I remember one Christmas with my daughter when she was just a toddler. I bought the tiniest tree. I painted little wooden ornaments. I bought her a little bra and underwear set, patent leather shoes and lacy socks and one of those children’s microphones she could sing through. We didn’t have much but we did have a Christmas. Life is full of ups and downs. Change is constant and can be a source of hope when nothing seems hopeful at all.

HUGS of encouragement for you, who in a season that can feel so discouraging and depressing for a lot of people, must somehow carry on.  You are never truly alone in difficult moments.  Others are struggling and some are overcoming those same kinds of struggle.

Reproductive Justice

I believe in this concept – the human right to maintain personal bodily autonomy, have children, not have children, and parent the children we have in safe and sustainable communities.

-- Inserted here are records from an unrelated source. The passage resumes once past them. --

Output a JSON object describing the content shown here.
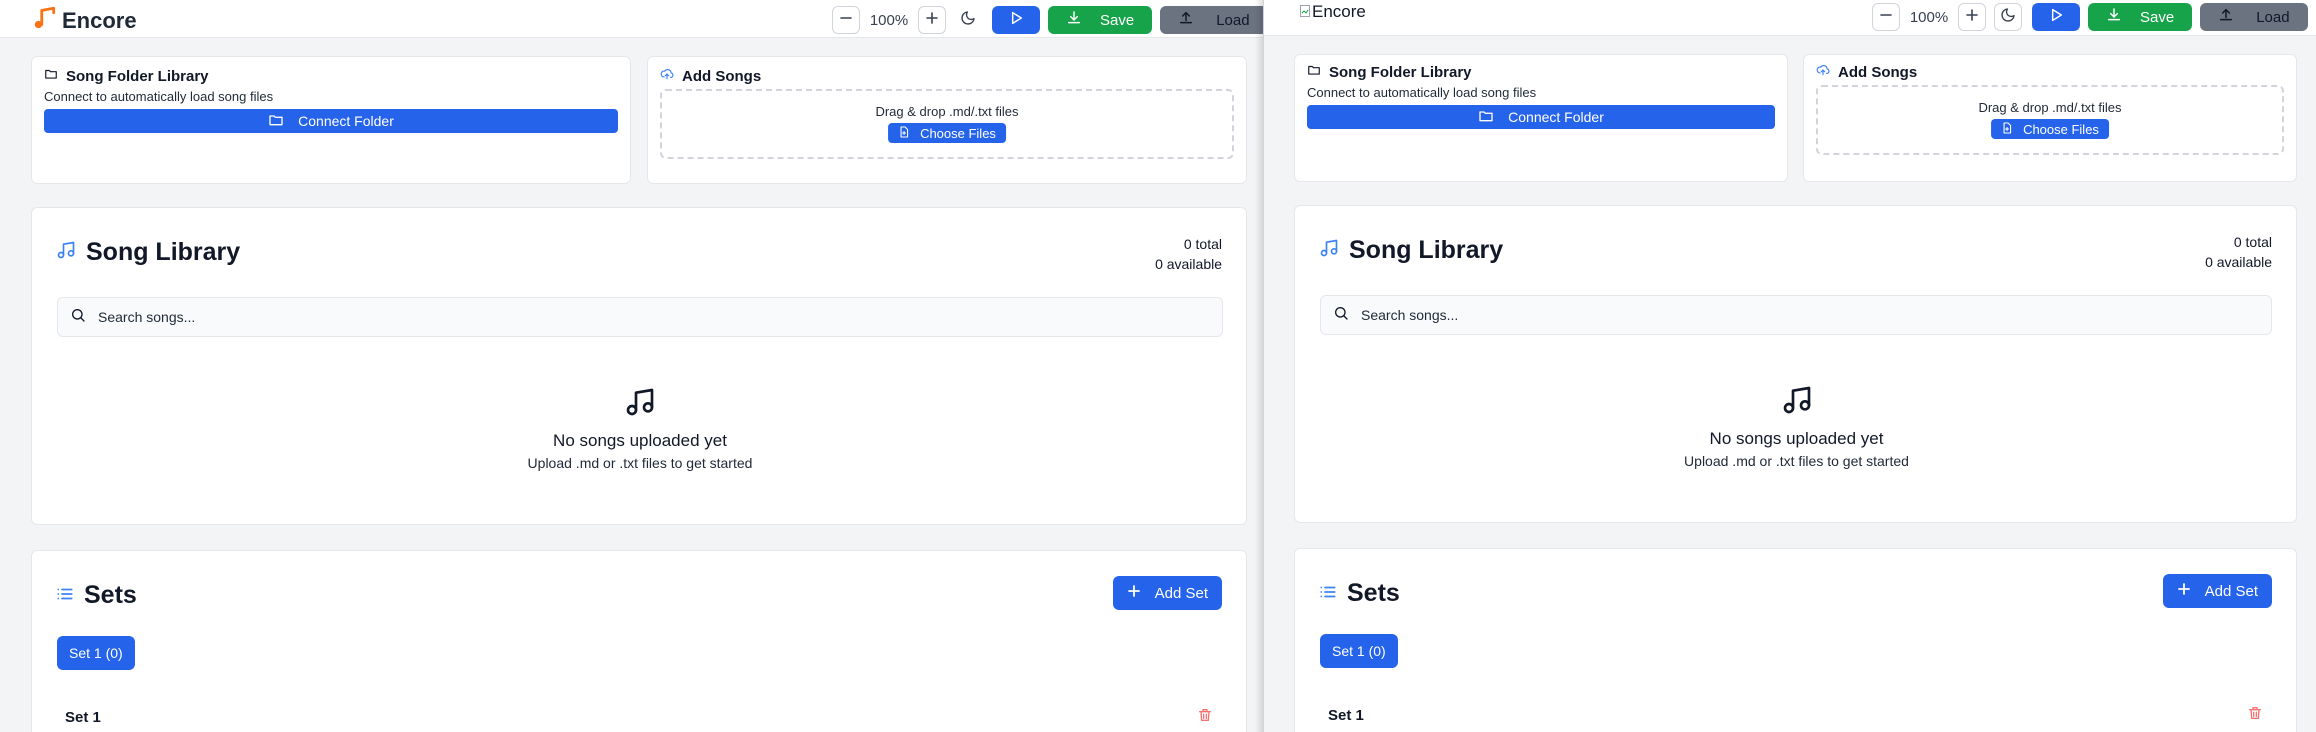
{
  "app": {
    "brand": "Encore",
    "broken_logo_alt": "Encore"
  },
  "toolbar": {
    "zoom": "100%",
    "save_label": "Save",
    "load_label": "Load"
  },
  "folder_library": {
    "title": "Song Folder Library",
    "description": "Connect to automatically load song files",
    "connect_label": "Connect Folder"
  },
  "add_songs": {
    "title": "Add Songs",
    "drop_text": "Drag & drop .md/.txt files",
    "choose_label": "Choose Files"
  },
  "song_library": {
    "title": "Song Library",
    "total": "0 total",
    "available": "0 available",
    "search_placeholder": "Search songs...",
    "empty_title": "No songs uploaded yet",
    "empty_sub": "Upload .md or .txt files to get started"
  },
  "sets": {
    "title": "Sets",
    "add_label": "Add Set",
    "tab_label": "Set 1 (0)",
    "set_name": "Set 1"
  },
  "colors": {
    "accent": "#2563eb",
    "save": "#16a34a",
    "load": "#6b7280",
    "brand_icon": "#f97316",
    "trash": "#f87171"
  },
  "icons": [
    "music-note-brand-icon",
    "minus-icon",
    "plus-icon",
    "moon-icon",
    "play-icon",
    "download-icon",
    "upload-icon",
    "folder-icon",
    "cloud-upload-icon",
    "file-plus-icon",
    "music-icon",
    "search-icon",
    "list-icon",
    "trash-icon",
    "broken-image-icon"
  ]
}
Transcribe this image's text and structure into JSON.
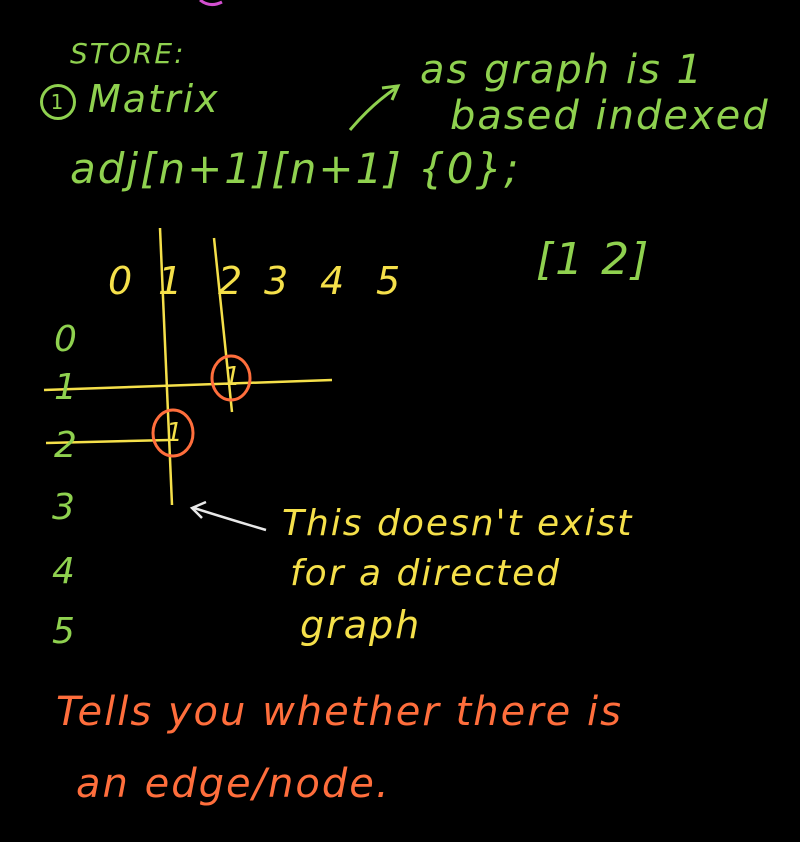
{
  "colors": {
    "background": "#000000",
    "green": "#8fd14f",
    "yellow": "#f5e04a",
    "orange": "#ff6e3c",
    "white": "#e8e8e8"
  },
  "header": {
    "store_label": "STORE:",
    "item_number": "1",
    "item_label": "Matrix"
  },
  "note_top": {
    "line1": "as graph is 1",
    "line2": "based indexed"
  },
  "declaration": "adj[n+1][n+1] {0};",
  "edge_example": "[1 2]",
  "matrix": {
    "column_labels": [
      "0",
      "1",
      "2",
      "3",
      "4",
      "5"
    ],
    "row_labels": [
      "0",
      "1",
      "2",
      "3",
      "4",
      "5"
    ],
    "cell_1_2": "1",
    "cell_2_1": "1"
  },
  "note_directed": {
    "line1": "This doesn't exist",
    "line2": "for a directed",
    "line3": "graph"
  },
  "conclusion": {
    "line1": "Tells you whether there is",
    "line2": "an edge/node."
  }
}
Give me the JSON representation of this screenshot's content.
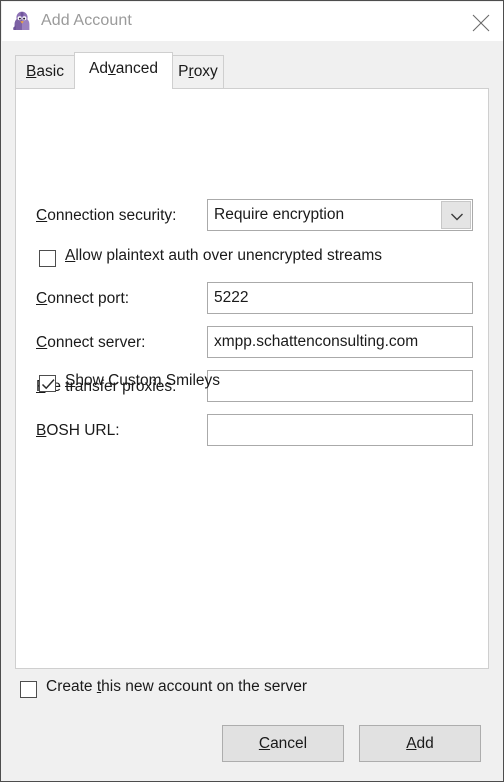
{
  "window": {
    "title": "Add Account",
    "icon": "pidgin-bird-icon",
    "close_icon": "close-icon",
    "title_color": "#9a9a9a",
    "frame_border_color": "#4d4d4d",
    "background": "#f0f0f0"
  },
  "tabs": [
    {
      "id": "basic",
      "label": "Basic",
      "mnemonic": "B",
      "selected": false
    },
    {
      "id": "advanced",
      "label": "Advanced",
      "mnemonic": "v",
      "selected": true
    },
    {
      "id": "proxy",
      "label": "Proxy",
      "mnemonic": "r",
      "selected": false
    }
  ],
  "form": {
    "connection_security": {
      "label": "Connection security:",
      "mnemonic": "C",
      "value": "Require encryption",
      "dropdown_icon": "chevron-down-icon",
      "options": [
        "Require encryption"
      ]
    },
    "allow_plaintext": {
      "label": "Allow plaintext auth over unencrypted streams",
      "mnemonic": "A",
      "checked": false
    },
    "connect_port": {
      "label": "Connect port:",
      "mnemonic": "C",
      "value": "5222",
      "placeholder": ""
    },
    "connect_server": {
      "label": "Connect server:",
      "mnemonic": "C",
      "value": "xmpp.schattenconsulting.com",
      "placeholder": ""
    },
    "file_transfer_proxies": {
      "label": "File transfer proxies:",
      "mnemonic": "F",
      "value": "",
      "placeholder": ""
    },
    "bosh_url": {
      "label": "BOSH URL:",
      "mnemonic": "B",
      "value": "",
      "placeholder": ""
    },
    "show_custom_smileys": {
      "label": "Show Custom Smileys",
      "mnemonic": "S",
      "checked": true
    }
  },
  "footer": {
    "create_account": {
      "label": "Create this new account on the server",
      "mnemonic": "t",
      "checked": false
    },
    "cancel_label": "Cancel",
    "cancel_mnemonic": "C",
    "add_label": "Add",
    "add_mnemonic": "A"
  }
}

The truth is – most women do not want to give up the children they birth.  Most women do not lose the children they have because they are wantonly abusive.  If the support, encouragement and financial resources were there – most children would be raised by the people who gave birth to them.

Access to reproductive health is affected by many other factors – race, religion or sexual orientation.  Also the financial, immigration or disability status as well as environmental conditions.

I have heard that families waiting in the squalor of make-shift refugee camps on the Mexican border, sleeping on the ground in flimsy tents meant for weekend camping in mild weather, are sending their children ALONE across the border in the hope of their being granted asylum.  In most cases, the parents could see no other way to get their children the medical help they need or safety from being preyed upon by gangs.

In the United States, every new wave of immigrants (from the Chinese to the Irish and Italians) has faced hatred and difficulty before being accepted as yet another kind of American.  We would do well to remember that always has it been that the resident population has feared the impacts of the arriving masses.